En outre, il est très important de pouvoir rencontrer les gens qui ont besoin d’un accès au droit. C’est notamment le cas pour les jeunes. L’association Case juridique kanak m’avait fait part de la forte demande des jeunes Mélanésiens s’agissant de leurs droits en matière coutumière et de leur statut. Les femmes constituent un public fragile en Nouvelle-Calédonie et il faut renforcer les dispositifs qui leur sont destinés. Plus généralement, chacun doit avoir un accès au droit.
Nous nous y employons et jouons un rôle moteur dans ce domaine. Nous avons toujours répondu à toutes les sollicitations. Nous effectuons des consultations gratuites dans le cadre du Conseil de l’accès au droit, mais nous l’acceptons bien volontiers. Nous serons évidemment rémunérés pour toutes les permanences que nous assurerons à l’avenir à Koné, aux îles Loyauté ou ailleurs.

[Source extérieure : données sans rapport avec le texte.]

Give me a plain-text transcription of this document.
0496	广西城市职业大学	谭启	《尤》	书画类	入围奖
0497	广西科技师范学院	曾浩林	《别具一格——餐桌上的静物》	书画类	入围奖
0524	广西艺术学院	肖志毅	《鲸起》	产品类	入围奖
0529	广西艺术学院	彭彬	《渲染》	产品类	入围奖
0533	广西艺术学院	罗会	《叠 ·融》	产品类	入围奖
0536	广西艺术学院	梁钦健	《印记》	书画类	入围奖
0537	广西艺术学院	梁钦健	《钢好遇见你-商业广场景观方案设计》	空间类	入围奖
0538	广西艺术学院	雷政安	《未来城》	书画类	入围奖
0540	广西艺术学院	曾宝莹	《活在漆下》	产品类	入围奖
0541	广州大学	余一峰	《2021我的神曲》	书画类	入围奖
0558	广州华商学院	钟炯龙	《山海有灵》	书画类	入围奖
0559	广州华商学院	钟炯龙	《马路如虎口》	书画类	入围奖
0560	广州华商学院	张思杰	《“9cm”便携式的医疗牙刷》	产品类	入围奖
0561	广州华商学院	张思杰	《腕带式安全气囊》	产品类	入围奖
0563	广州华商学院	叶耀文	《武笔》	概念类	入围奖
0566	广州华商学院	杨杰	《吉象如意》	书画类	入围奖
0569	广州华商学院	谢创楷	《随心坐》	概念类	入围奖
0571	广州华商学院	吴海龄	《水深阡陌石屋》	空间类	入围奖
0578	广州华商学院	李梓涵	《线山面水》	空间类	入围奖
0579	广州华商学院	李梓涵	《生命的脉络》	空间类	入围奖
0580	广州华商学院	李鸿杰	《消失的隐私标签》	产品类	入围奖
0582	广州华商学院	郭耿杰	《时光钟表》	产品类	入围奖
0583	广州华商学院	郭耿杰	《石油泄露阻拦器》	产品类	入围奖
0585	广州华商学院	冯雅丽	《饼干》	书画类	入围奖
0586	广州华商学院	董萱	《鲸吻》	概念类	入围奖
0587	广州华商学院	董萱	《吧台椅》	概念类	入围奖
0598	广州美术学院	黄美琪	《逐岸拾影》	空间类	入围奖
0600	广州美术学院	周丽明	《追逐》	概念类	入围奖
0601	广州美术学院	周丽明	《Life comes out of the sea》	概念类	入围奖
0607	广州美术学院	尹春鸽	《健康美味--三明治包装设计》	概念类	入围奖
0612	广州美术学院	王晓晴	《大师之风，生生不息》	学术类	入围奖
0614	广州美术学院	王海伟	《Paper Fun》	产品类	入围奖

Donc, encore une fois, pas de dysfonctionnement majeur, mais des petites choses qui doivent être réglées. Nous sommes une population d’avocats assez motivée pour aller rencontrer la population, mais il faut que les pouvoirs publics prennent également leur part de responsabilités.
Autre exemple : à la suite de négociations, j’avais obtenu un taux horaire de 167 euros pour les prestations réalisées dans le cadre du Conseil de l’accès au droit. On nous propose de ramener ce tarif à 108 euros. Je trouve ça complètement ridicule, car je finirai par ne plus trouver d’avocats pour exercer ailleurs qu’à Nouméa. Le bâtonnier, vous l’imaginez, sera bien en peine de susciter des vocations chez des confrères à qui l’on demande d’aller à la rencontre des populations en faisant 600 ou 800 kilomètres dans la journée, moyennant une rémunération très faible et le non-remboursement des frais d’hébergement.
M. le président Frantz Gumbs. Maître Bernard, pouvez-vous nous faire part des particularités de votre métier d’avocat à Koné ?
M. Samuel Bernard, avocat à Koné. Je parlerai spécifiquement de ce que je pratique et connais, c’est-à-dire le droit en province Nord.
L’accès au droit y est relativement récent. Les sections détachées ont été créées par une ordonnance de 1982, mais elle n’a été appliquée que quelques années plus tard. Ces sections sont très importantes puisqu’elles permettent aux justiciables d’avoir un tribunal à Koné, dans la province Nord, et un à Lifou, dans les îles Loyauté.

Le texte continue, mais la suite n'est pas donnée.